Stimulated autoantibody response and increased longevity in NZB/NZW mice treated with cyclophosphamide and tilorone.

The experiment described in this report was designed to study the effects of immunostimulatory therapy in cyclophosphamide-treated hybrid New Zealand mice. Autoantibodies, renal histology and neoplasms were studied in seventeen female NZB/NZW mice treated with daily injections of the potent immunosuppressive drug, cyclophosphamide. Results were compared with fifteen female NZB/NZW mice who received both cyclophosphamide and tilorone, an interferon inducer which stimulates the immune system. Fifteen control mice received saline. The controls died with spontaneous arteritis and immune complex glomerulonephritis; their mean age at death was 46 weeks. In the cyclophosphamide group anti-DNA antibodies and renal disease were suppressed.
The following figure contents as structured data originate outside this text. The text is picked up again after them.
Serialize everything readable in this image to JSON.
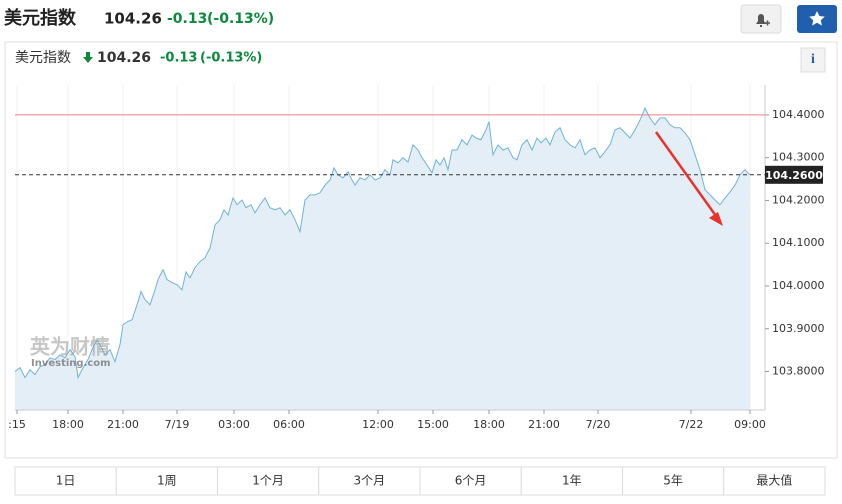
{
  "header": {
    "title": "美元指数",
    "price": "104.26",
    "change": "-0.13",
    "change_pct": "(-0.13%)"
  },
  "chart_header": {
    "title": "美元指数",
    "price": "104.26",
    "change": "-0.13",
    "change_pct": "(-0.13%)",
    "info": "i"
  },
  "watermark": {
    "brand": "英为财情",
    "site": "Investing.com"
  },
  "range_buttons": [
    "1日",
    "1周",
    "1个月",
    "3个月",
    "6个月",
    "1年",
    "5年",
    "最大值"
  ],
  "chart_data": {
    "type": "area",
    "color": "#6fb3d8",
    "fill": "#e4eef6",
    "x": [
      0,
      5,
      10,
      15,
      20,
      25,
      30,
      35,
      40,
      45,
      50,
      55,
      60,
      63,
      67,
      73,
      77,
      82,
      85,
      90,
      95,
      100,
      105,
      108,
      112,
      117,
      122,
      126,
      130,
      135,
      140,
      143,
      148,
      152,
      157,
      162,
      167,
      171,
      175,
      180,
      185,
      190,
      195,
      200,
      205,
      209,
      213,
      218,
      222,
      227,
      231,
      236,
      240,
      245,
      250,
      255,
      260,
      265,
      270,
      275,
      280,
      285,
      290,
      295,
      300,
      305,
      310,
      315,
      319,
      323,
      328,
      333,
      337,
      340,
      345,
      350,
      355,
      360,
      365,
      370,
      375,
      378,
      383,
      388,
      393,
      398,
      403,
      407,
      412,
      417,
      421,
      425,
      429,
      433,
      437,
      442,
      447,
      452,
      457,
      461,
      466,
      471,
      474,
      478,
      483,
      488,
      493,
      498,
      502,
      507,
      512,
      517,
      522,
      526,
      531,
      535,
      540,
      545,
      550,
      555,
      560,
      565,
      570,
      575,
      580,
      585,
      590,
      595,
      600,
      605,
      610,
      615,
      620,
      625,
      630,
      635,
      640,
      645,
      650,
      655,
      660,
      665,
      670,
      675,
      680,
      685,
      690,
      695,
      700,
      705,
      710,
      715,
      720,
      725,
      730,
      735
    ],
    "values": [
      103.8,
      103.809,
      103.786,
      103.804,
      103.793,
      103.811,
      103.816,
      103.832,
      103.828,
      103.839,
      103.832,
      103.851,
      103.835,
      103.786,
      103.804,
      103.828,
      103.851,
      103.874,
      103.863,
      103.839,
      103.851,
      103.823,
      103.863,
      103.909,
      103.916,
      103.921,
      103.956,
      103.987,
      103.968,
      103.956,
      103.991,
      104.015,
      104.038,
      104.015,
      104.008,
      104.003,
      103.991,
      104.033,
      104.019,
      104.043,
      104.057,
      104.066,
      104.089,
      104.143,
      104.155,
      104.178,
      104.166,
      104.206,
      104.19,
      104.201,
      104.183,
      104.19,
      104.171,
      104.19,
      104.206,
      104.183,
      104.178,
      104.183,
      104.166,
      104.178,
      104.155,
      104.127,
      104.201,
      104.213,
      104.213,
      104.218,
      104.236,
      104.248,
      104.276,
      104.26,
      104.253,
      104.267,
      104.248,
      104.236,
      104.253,
      104.248,
      104.26,
      104.248,
      104.253,
      104.272,
      104.26,
      104.295,
      104.288,
      104.3,
      104.29,
      104.33,
      104.318,
      104.3,
      104.283,
      104.265,
      104.295,
      104.283,
      104.3,
      104.272,
      104.318,
      104.318,
      104.342,
      104.33,
      104.353,
      104.346,
      104.342,
      104.365,
      104.384,
      104.307,
      104.33,
      104.318,
      104.323,
      104.3,
      104.295,
      104.33,
      104.342,
      104.318,
      104.346,
      104.335,
      104.346,
      104.33,
      104.36,
      104.37,
      104.342,
      104.33,
      104.323,
      104.342,
      104.307,
      104.318,
      104.323,
      104.3,
      104.314,
      104.33,
      104.365,
      104.37,
      104.358,
      104.346,
      104.365,
      104.388,
      104.416,
      104.393,
      104.377,
      104.393,
      104.393,
      104.377,
      104.37,
      104.37,
      104.358,
      104.342,
      104.307,
      104.272,
      104.225,
      104.213,
      104.201,
      104.19,
      104.206,
      104.22,
      104.236,
      104.26,
      104.272,
      104.26
    ],
    "xlim": [
      0,
      750
    ],
    "ylim": [
      103.71,
      104.47
    ],
    "xticks": [
      {
        "value": 2,
        "label": ":15"
      },
      {
        "value": 53,
        "label": "18:00"
      },
      {
        "value": 108,
        "label": "21:00"
      },
      {
        "value": 162,
        "label": "7/19"
      },
      {
        "value": 219,
        "label": "03:00"
      },
      {
        "value": 274,
        "label": "06:00"
      },
      {
        "value": 363,
        "label": "12:00"
      },
      {
        "value": 418,
        "label": "15:00"
      },
      {
        "value": 474,
        "label": "18:00"
      },
      {
        "value": 529,
        "label": "21:00"
      },
      {
        "value": 583,
        "label": "7/20"
      },
      {
        "value": 676,
        "label": "7/22"
      },
      {
        "value": 735,
        "label": "09:00"
      }
    ],
    "yticks": [
      {
        "value": 104.4,
        "label": "104.4000"
      },
      {
        "value": 104.3,
        "label": "104.3000"
      },
      {
        "value": 104.2,
        "label": "104.2000"
      },
      {
        "value": 104.1,
        "label": "104.1000"
      },
      {
        "value": 104.0,
        "label": "104.0000"
      },
      {
        "value": 103.9,
        "label": "103.9000"
      },
      {
        "value": 103.8,
        "label": "103.8000"
      }
    ],
    "reference_line": {
      "value": 104.4,
      "color": "#e88080"
    },
    "current_line": {
      "value": 104.26,
      "label": "104.2600"
    },
    "grid": true
  }
}
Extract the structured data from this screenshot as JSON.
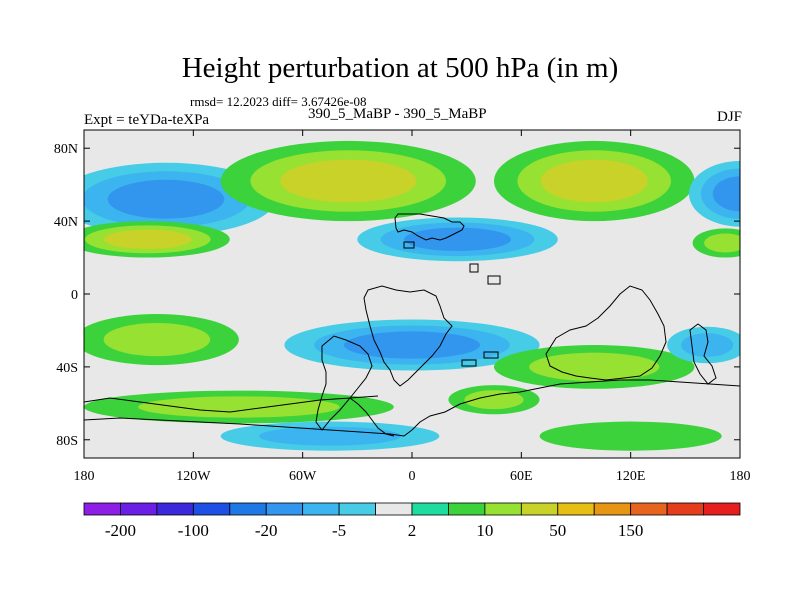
{
  "header": {
    "title": "Height perturbation at 500 hPa (in m)",
    "stats": "rmsd= 12.2023 diff= 3.67426e-08",
    "experiment": "Expt = teYDa-teXPa",
    "case": "390_5_MaBP - 390_5_MaBP",
    "season": "DJF"
  },
  "chart_data": {
    "type": "heatmap",
    "title": "Height perturbation at 500 hPa (in m)",
    "xlabel": "",
    "ylabel": "",
    "xlim": [
      -180,
      180
    ],
    "ylim": [
      -90,
      90
    ],
    "xticks": [
      {
        "value": -180,
        "label": "180"
      },
      {
        "value": -120,
        "label": "120W"
      },
      {
        "value": -60,
        "label": "60W"
      },
      {
        "value": 0,
        "label": "0"
      },
      {
        "value": 60,
        "label": "60E"
      },
      {
        "value": 120,
        "label": "120E"
      },
      {
        "value": 180,
        "label": "180"
      }
    ],
    "yticks": [
      {
        "value": 80,
        "label": "80N"
      },
      {
        "value": 40,
        "label": "40N"
      },
      {
        "value": 0,
        "label": "0"
      },
      {
        "value": -40,
        "label": "40S"
      },
      {
        "value": -80,
        "label": "80S"
      }
    ],
    "colorbar": {
      "colors": [
        "#8c1ee6",
        "#6a1ee6",
        "#3c28dc",
        "#1e50e6",
        "#1e78e6",
        "#3296ee",
        "#3cb4f0",
        "#46cce6",
        "#e8e8e8",
        "#1edca0",
        "#3cd23c",
        "#96e132",
        "#c8d228",
        "#e6be14",
        "#e69614",
        "#e6641e",
        "#e63c1e",
        "#e61e1e"
      ],
      "labels": [
        {
          "boundary": 1,
          "text": "-200"
        },
        {
          "boundary": 3,
          "text": "-100"
        },
        {
          "boundary": 5,
          "text": "-20"
        },
        {
          "boundary": 7,
          "text": "-5"
        },
        {
          "boundary": 9,
          "text": "2"
        },
        {
          "boundary": 11,
          "text": "10"
        },
        {
          "boundary": 13,
          "text": "50"
        },
        {
          "boundary": 15,
          "text": "150"
        }
      ]
    },
    "fields": [
      {
        "name": "north-pacific-low",
        "lon": -135,
        "lat": 52,
        "rlon": 60,
        "rlat": 20,
        "levels": [
          7,
          6,
          5
        ]
      },
      {
        "name": "north-atlantic-high",
        "lon": -35,
        "lat": 62,
        "rlon": 70,
        "rlat": 22,
        "levels": [
          10,
          11,
          12
        ]
      },
      {
        "name": "eurasia-high",
        "lon": 100,
        "lat": 62,
        "rlon": 55,
        "rlat": 22,
        "levels": [
          10,
          11,
          12
        ]
      },
      {
        "name": "far-east-low",
        "lon": 180,
        "lat": 55,
        "rlon": 28,
        "rlat": 18,
        "levels": [
          7,
          6,
          5
        ]
      },
      {
        "name": "pacific-high-nh",
        "lon": -145,
        "lat": 30,
        "rlon": 45,
        "rlat": 10,
        "levels": [
          10,
          11,
          12
        ]
      },
      {
        "name": "europe-low",
        "lon": 25,
        "lat": 30,
        "rlon": 55,
        "rlat": 12,
        "levels": [
          7,
          6,
          5
        ]
      },
      {
        "name": "west-pacific-high",
        "lon": 172,
        "lat": 28,
        "rlon": 18,
        "rlat": 8,
        "levels": [
          10,
          11
        ]
      },
      {
        "name": "sh-pacific-high",
        "lon": -140,
        "lat": -25,
        "rlon": 45,
        "rlat": 14,
        "levels": [
          10,
          11
        ]
      },
      {
        "name": "sh-atlantic-low",
        "lon": 0,
        "lat": -28,
        "rlon": 70,
        "rlat": 14,
        "levels": [
          7,
          6,
          5
        ]
      },
      {
        "name": "indian-ocean-high",
        "lon": 100,
        "lat": -40,
        "rlon": 55,
        "rlat": 12,
        "levels": [
          10,
          11
        ]
      },
      {
        "name": "sh-pacific-low",
        "lon": 162,
        "lat": -28,
        "rlon": 22,
        "rlat": 10,
        "levels": [
          7,
          6
        ]
      },
      {
        "name": "south-ocean-high-w",
        "lon": -95,
        "lat": -62,
        "rlon": 85,
        "rlat": 9,
        "levels": [
          10,
          11
        ]
      },
      {
        "name": "south-ocean-high-e",
        "lon": 45,
        "lat": -58,
        "rlon": 25,
        "rlat": 8,
        "levels": [
          10,
          11
        ]
      },
      {
        "name": "antarctic-low",
        "lon": -45,
        "lat": -78,
        "rlon": 60,
        "rlat": 8,
        "levels": [
          7,
          6
        ]
      },
      {
        "name": "antarctic-high-e",
        "lon": 120,
        "lat": -78,
        "rlon": 50,
        "rlat": 8,
        "levels": [
          10
        ]
      }
    ]
  }
}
Mean longevity was prolonged significantly to 80 weeks. Two mice died of iatrogenic causes, and the remaining fifteen mice died with neoplasms. Eleven mice had multiple neoplasms; a total of twenty-seven neoplasms appeared. In mice receiving combination therapy, autoantibody responses were not suppressed. Nevertheless, glomerulonephritis was controlled partially and the mean lifespan was prolonged to 82 weeks. Eighteen neoplasms appeared in ten mice in the combination treatment group, and five mice had more than one neoplasm. The appearance of lymphomas was delayed in mice receiving two drugs. It was concluded that concurrent therapy with tilorone stimulated autoantibody production and altered the expected pattern of neoplasia in cyclophosphamide-treated NZB/NZW mice.